If your GPU has headroom, --eager can improve repeat generation speed by keeping more components resident.

For Qwen-Image on Apple Metal/MPS, auto now prefers quantized Qwen2.5-VL GGUF text encoders before falling back to the heavier BF16 text stack. That is mainly a memory-responsiveness improvement, not a promise of higher throughput.

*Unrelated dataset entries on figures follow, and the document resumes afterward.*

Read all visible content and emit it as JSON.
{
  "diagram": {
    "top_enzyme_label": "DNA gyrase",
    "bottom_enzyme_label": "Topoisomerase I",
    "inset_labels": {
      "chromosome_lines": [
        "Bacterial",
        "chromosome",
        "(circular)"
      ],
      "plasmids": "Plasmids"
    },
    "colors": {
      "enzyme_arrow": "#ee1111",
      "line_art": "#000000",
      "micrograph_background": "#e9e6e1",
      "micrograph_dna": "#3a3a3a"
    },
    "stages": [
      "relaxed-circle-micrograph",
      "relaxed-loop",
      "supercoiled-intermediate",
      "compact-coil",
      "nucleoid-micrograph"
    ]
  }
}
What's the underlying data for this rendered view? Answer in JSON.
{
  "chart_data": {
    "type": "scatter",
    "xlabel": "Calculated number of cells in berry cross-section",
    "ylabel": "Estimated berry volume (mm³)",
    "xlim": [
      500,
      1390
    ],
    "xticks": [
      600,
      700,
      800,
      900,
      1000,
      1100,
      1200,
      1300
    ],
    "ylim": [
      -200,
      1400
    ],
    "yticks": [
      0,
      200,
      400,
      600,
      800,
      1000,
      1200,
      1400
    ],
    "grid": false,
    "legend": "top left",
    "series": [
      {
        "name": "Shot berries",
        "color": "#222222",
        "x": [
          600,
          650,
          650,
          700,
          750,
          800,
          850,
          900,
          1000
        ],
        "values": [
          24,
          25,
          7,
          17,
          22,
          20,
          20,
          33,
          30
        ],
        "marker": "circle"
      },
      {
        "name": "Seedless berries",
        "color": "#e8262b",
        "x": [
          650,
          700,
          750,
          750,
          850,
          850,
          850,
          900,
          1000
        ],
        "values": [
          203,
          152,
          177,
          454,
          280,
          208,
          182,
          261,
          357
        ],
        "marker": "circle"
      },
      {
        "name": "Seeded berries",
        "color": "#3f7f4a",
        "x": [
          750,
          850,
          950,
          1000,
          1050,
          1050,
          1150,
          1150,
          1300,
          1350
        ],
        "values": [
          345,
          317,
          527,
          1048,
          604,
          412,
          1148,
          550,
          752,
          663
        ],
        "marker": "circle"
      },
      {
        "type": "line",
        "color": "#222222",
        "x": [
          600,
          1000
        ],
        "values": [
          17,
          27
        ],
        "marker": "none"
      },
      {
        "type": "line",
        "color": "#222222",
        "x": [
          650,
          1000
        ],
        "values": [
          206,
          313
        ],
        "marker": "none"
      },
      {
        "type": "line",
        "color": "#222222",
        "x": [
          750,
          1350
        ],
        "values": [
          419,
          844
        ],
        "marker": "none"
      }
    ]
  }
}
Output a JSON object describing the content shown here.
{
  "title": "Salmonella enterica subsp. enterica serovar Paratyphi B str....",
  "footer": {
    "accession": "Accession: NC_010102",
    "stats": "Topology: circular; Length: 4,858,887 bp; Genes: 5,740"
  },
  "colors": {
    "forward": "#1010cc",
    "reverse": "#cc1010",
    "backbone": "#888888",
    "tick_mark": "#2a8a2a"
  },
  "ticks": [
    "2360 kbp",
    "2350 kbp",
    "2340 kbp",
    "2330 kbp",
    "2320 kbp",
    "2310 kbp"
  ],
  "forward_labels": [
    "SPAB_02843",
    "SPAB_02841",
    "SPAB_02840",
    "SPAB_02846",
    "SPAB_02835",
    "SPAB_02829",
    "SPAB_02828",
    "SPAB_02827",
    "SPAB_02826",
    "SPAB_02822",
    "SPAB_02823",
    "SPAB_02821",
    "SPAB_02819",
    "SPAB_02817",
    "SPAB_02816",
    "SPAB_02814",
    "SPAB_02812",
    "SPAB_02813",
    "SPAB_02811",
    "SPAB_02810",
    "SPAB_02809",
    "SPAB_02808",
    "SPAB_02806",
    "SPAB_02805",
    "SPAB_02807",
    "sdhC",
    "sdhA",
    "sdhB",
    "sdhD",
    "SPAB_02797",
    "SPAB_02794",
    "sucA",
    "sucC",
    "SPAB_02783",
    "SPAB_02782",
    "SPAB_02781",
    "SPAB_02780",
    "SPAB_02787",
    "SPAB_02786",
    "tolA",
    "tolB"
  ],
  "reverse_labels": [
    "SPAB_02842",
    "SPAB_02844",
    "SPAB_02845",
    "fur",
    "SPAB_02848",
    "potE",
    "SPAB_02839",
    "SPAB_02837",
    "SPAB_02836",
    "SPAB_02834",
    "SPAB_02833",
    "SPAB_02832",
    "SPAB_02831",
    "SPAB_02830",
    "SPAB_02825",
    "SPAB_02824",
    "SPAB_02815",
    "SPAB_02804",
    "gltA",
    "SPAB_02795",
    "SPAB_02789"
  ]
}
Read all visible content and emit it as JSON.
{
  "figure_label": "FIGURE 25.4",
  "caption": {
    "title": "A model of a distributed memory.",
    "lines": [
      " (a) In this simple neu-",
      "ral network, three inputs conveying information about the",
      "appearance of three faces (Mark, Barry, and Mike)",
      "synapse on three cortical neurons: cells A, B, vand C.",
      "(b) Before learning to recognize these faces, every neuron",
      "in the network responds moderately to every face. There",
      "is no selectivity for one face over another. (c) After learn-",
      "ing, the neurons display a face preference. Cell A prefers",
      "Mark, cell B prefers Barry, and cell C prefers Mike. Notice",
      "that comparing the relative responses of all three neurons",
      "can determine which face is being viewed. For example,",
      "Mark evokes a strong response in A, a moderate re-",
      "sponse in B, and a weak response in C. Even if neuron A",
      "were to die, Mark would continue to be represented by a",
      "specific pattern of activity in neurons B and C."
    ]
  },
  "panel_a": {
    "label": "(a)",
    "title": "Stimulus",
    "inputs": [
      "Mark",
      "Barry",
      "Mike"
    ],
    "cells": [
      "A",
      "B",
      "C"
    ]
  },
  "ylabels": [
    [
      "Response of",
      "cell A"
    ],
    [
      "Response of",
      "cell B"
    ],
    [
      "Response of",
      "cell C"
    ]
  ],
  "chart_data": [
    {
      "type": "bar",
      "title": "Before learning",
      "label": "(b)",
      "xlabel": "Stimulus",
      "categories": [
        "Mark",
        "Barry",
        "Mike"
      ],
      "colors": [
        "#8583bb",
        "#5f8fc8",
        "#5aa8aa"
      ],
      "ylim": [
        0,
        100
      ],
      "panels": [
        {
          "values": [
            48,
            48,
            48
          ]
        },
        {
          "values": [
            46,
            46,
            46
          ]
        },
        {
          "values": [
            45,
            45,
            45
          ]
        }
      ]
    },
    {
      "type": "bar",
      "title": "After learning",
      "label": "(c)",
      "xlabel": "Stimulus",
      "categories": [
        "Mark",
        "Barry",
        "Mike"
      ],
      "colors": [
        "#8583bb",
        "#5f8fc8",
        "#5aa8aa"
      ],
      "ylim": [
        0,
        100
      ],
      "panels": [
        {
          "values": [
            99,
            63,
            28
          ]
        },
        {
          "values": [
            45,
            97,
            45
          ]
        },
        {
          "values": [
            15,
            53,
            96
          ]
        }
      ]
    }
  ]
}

For qwen-image-edit, mold also stages the Qwen2.5-VL vision tower only while building edit conditioning. Quantized --qwen2-variant values reduce the language-side footprint further, so short edit runs do not keep the full multimodal stack resident between requests.

Cold starts

The first request for a model pays for:

  • model weight loading
  • tokenizer setup
  • possible prompt expansion model loading

The second request is usually faster unless the model or encoder was dropped to save memory.

Practical Tuning

GoalUse this first
Faster iterationflux-schnell:q8, sdxl-turbo:fp16, or sd15:fp16
Lower VRAMsmaller quantization or --offload
Better repeat latencykeep the same model loaded; try --eager if VRAM allows
Faster remote workflowkeep mold serve running on the GPU host
Smaller startup penaltypre-pull models with mold pull

Example Tuning Workflow

bash
# Start with a fast baseline
mold run flux-schnell:q8 "studio product photo"

# Move up in quality if the baseline is good enough operationally
mold run flux-dev:q6 "studio product photo"

# Only use offload when necessary
mold run flux-dev:bf16 "studio product photo" --offload

Benchmarking Your Own Setup

The most honest benchmark is your own prompt mix. Use fixed seeds and a warm model:

bash
time mold run flux-schnell:q8 "a product photo" --seed 42
time mold run flux-dev:q4 "a product photo" --seed 42

For remote setups, also compare local CLI latency against the server’s generation_time_ms from the SSE complete event to separate network time from pure inference time.